AI’s Swiss Cheese Capabilities
Another gem from Andrej Karpathy's Deep Dive into LLMs like ChatGPT is his likening of AI capabilities to Swiss cheese: Delicious all around but with big holes in it.
Imagine conversing with someone for the first time at a social event. You discuss some current affairs topics, and the person comes across as genuinely knowledgeable and thoughtful. Then you switch topics to sports, and not only do they not know what soccer is, they don't even know what a ball is. This is quite unthinkable for humans, but commonplace with AI.
Now it's true that people can be brilliant in certain areas and lacking in other, yet we have built up an intuition of what we can expect from each other based on demonstrated capabilities.
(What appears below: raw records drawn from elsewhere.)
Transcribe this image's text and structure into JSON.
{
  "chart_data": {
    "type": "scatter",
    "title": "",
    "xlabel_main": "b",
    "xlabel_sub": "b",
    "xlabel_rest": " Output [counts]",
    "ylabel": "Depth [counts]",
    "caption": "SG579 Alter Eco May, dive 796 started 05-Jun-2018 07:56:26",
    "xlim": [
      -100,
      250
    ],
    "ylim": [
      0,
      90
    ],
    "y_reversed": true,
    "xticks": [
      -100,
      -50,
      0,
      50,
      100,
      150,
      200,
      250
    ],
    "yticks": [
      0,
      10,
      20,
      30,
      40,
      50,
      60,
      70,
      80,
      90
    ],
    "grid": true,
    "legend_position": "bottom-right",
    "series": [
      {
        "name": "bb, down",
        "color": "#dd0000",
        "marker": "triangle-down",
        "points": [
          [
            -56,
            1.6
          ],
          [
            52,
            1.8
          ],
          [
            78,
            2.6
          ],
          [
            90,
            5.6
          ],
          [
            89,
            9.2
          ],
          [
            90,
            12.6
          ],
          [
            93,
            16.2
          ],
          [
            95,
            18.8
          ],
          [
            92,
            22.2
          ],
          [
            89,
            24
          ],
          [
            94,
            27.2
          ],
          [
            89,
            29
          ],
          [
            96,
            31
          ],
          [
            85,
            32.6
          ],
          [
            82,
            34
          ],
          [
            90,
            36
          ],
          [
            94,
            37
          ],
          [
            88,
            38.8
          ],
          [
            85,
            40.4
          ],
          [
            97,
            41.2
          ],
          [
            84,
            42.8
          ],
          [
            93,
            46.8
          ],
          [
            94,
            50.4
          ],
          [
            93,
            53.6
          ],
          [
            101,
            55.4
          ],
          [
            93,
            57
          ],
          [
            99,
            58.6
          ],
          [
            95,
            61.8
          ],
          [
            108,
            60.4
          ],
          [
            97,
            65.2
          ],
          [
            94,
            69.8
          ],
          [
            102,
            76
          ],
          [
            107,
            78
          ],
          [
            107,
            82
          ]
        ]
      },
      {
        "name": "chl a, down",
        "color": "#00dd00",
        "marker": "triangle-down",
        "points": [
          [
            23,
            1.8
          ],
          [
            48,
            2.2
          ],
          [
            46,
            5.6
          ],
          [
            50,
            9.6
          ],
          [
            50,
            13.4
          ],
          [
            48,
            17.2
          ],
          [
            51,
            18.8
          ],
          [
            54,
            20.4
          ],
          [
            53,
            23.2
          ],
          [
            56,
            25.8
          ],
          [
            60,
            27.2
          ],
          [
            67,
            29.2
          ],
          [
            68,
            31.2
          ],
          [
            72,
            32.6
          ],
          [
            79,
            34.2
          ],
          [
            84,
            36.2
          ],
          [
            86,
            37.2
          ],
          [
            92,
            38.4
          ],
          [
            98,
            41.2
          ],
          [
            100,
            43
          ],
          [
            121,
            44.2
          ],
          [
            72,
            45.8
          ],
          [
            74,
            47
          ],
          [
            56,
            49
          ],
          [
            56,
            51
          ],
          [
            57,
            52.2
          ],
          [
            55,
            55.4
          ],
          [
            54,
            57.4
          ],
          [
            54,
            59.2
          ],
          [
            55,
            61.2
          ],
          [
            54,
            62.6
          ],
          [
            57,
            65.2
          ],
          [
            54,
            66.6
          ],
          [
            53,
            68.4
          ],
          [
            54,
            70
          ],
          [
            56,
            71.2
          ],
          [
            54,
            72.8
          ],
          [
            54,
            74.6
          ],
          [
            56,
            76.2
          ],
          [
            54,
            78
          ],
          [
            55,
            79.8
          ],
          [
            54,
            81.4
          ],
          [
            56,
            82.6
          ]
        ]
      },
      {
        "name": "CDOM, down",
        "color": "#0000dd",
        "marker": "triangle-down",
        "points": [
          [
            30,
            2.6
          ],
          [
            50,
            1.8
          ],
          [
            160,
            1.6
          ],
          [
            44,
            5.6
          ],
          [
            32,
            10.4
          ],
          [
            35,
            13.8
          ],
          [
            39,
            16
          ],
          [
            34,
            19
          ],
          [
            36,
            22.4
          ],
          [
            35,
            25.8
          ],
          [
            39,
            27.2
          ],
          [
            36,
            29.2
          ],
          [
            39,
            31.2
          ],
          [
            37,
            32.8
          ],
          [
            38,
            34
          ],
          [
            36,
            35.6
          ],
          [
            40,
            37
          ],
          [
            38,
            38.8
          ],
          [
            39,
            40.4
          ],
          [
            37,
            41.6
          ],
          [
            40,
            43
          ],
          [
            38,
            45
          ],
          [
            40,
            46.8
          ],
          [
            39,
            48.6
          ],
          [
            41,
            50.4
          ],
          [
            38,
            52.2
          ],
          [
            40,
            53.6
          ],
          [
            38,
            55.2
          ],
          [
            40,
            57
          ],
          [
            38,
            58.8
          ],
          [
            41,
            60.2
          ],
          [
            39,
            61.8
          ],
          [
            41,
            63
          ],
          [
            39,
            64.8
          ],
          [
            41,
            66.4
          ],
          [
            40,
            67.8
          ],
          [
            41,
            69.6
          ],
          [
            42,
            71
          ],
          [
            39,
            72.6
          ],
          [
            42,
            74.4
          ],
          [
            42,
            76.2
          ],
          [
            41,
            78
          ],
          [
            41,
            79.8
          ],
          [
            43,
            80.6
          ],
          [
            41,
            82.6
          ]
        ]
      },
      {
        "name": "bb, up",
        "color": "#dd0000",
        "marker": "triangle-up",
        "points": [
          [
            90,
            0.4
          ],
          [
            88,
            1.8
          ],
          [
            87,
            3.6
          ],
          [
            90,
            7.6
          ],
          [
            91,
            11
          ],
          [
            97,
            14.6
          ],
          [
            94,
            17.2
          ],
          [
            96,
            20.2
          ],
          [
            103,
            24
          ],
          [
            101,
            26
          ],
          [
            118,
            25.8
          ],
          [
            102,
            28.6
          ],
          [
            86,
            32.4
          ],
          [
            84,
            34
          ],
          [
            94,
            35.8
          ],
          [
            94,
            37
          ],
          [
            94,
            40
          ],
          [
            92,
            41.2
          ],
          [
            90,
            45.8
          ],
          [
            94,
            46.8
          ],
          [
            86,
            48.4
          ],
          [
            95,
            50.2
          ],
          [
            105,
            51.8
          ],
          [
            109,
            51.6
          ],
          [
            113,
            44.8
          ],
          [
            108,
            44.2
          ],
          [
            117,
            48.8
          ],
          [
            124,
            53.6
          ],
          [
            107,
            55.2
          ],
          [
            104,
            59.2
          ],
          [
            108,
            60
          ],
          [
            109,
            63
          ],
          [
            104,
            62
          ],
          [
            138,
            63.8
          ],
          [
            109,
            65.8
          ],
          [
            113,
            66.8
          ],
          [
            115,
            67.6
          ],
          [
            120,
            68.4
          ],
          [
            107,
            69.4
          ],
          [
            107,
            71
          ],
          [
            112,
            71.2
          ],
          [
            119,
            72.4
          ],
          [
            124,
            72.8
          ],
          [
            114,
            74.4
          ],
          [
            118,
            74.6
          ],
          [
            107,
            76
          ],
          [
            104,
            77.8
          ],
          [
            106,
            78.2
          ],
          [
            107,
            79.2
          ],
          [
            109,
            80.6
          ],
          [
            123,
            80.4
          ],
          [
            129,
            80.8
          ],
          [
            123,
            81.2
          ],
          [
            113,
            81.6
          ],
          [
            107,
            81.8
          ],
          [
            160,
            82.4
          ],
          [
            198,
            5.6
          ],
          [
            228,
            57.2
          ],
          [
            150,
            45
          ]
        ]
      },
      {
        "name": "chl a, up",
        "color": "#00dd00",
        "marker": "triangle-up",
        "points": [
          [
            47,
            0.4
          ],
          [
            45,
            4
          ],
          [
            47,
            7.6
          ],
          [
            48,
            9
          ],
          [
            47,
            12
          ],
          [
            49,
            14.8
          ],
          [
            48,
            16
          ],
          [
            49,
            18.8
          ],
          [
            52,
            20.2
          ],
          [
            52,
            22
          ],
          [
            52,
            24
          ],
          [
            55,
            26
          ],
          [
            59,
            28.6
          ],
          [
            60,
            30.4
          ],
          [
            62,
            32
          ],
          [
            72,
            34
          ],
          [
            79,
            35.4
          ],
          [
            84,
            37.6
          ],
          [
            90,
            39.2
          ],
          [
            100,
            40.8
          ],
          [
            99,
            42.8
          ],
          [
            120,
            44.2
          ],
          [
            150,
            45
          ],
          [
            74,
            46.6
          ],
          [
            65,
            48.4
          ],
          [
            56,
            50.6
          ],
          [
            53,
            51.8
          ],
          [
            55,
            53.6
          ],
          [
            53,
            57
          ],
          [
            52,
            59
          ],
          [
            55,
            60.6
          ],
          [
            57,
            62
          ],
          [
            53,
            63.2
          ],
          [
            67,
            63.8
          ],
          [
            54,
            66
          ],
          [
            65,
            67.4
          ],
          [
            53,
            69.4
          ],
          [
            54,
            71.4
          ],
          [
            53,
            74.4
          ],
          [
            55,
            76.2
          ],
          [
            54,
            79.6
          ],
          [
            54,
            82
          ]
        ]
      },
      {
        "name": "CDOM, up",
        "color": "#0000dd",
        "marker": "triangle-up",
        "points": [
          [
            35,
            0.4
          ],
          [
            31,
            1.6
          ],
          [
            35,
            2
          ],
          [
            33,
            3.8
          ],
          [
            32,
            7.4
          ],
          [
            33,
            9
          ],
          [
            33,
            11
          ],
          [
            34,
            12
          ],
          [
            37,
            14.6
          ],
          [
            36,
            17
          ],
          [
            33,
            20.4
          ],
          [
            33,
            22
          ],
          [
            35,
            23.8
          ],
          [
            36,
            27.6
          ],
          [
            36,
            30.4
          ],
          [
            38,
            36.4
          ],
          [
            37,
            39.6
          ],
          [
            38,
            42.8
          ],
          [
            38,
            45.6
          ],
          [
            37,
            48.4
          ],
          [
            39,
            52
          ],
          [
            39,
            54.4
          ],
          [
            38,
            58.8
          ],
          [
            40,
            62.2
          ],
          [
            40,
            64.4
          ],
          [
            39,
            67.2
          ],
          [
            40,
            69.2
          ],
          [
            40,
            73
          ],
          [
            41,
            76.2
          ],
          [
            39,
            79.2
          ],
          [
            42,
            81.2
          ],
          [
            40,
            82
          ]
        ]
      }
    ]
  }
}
The "Swiss Cheese" model of AI capabilities tells us that, with generative AI, we cannot rely on that intuition. These models can stun us with super-human performance in one domain and then frustrate us with basic mistakes and gaps in another.
The takeaway for running a successful AI initiative is that each new task and application of AI requires its own set of evaluations. You cannot rely on simple interpolation: "If it knows X and Z, then clearly it must know Y".
This is true both at the macroscopic and microscopic level:
Just because an AI model is good at writing code, which requires sound structured thinking, doesn't mean it'll be good at other tasks that require sound structured thinking, such as writing legal documents.
Just because the AI can do specific coding tasks surprisingly well doesn't mean it won't make mindbogglingly basic mistakes in others.
While these hilarious mistakes sometimes make for viral tweets, they'll also erode trust in the AI tools that rely on them. Better to check with solid evals and good testing how well AI performs on your tasks before blindly trusting that it should know what it's doing.